Le lendemain, la sortie en luge fut pour elle une bouffée d'oxygène, car elle put enfin respirer l'air de la montagne et jouer avec la neige comme l'enfant qu'elle n'était plus. Pendant ce temps, il lui parlait d'une vue magnifique sur le pic de Mehlsack, non loin de là. L'endroit où il devait se rendre cet après-midi. Il lui affirma qu'il ne tarderait pas.
— Il est louche ton ami, pourquoi il ne vient pas au chalet ? demanda-t-elle en lui balançant une boule de neige qu'il esquiva sans difficulté.
— Oui, il est louche, répondit-il laconiquement, reprenant cet air pensif, soucieux.
*
« Je n'en aurai pas pour longtemps, regarde un film, je serai de retour avant la fin » lui avait-il promis.

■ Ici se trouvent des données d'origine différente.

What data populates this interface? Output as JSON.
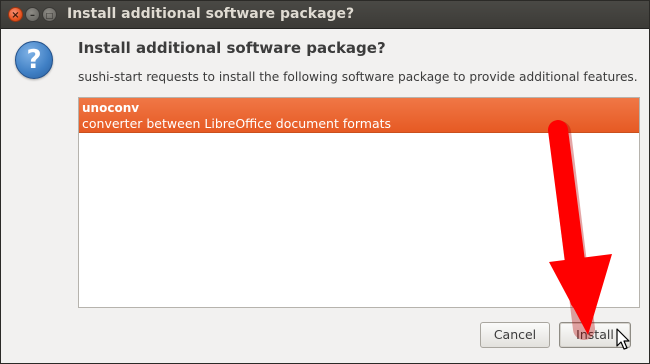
{
  "window": {
    "title": "Install additional software package?",
    "controls": {
      "close": "×",
      "minimize": "–",
      "maximize": "□"
    }
  },
  "dialog": {
    "icon": "question-icon",
    "icon_glyph": "?",
    "heading": "Install additional software package?",
    "description": "sushi-start requests to install the following software package to provide additional features."
  },
  "packages": [
    {
      "name": "unoconv",
      "summary": "converter between LibreOffice document formats",
      "selected": true
    }
  ],
  "buttons": {
    "cancel_label": "Cancel",
    "install_label": "Install"
  },
  "colors": {
    "titlebar": "#3c3b37",
    "selection": "#e95420",
    "annotation_arrow": "#ff0000",
    "question_icon": "#3f7fc4"
  }
}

Malgré la longueur du film, il n'était pas rentré. Elle ne s'étonna pas, il lui avait déjà fait le même coup la veille. Entre deux soupirs d'ennui, Vivi prit la télécommande pour éteindre l'appareil ; en se penchant vers la table basse, son attention fut attirée par sa console et son téléphone portable. C'était la première fois qu'elle s'était déconnectée depuis si longtemps. Avant d'allonger son bras pour s'en saisir, elle songea à la buanderie. Pourquoi n'avait-elle pas pensé à aller y fouiner plus tôt ? Elle laissa la télé allumée avec la musique des crédits de fin lui faire un fond sonore, attrapa ses béquilles et traversa le couloir. Lorsqu'elle poussa la porte, elle perçut du bruit venant d'en haut. Voilà une occasion ratée.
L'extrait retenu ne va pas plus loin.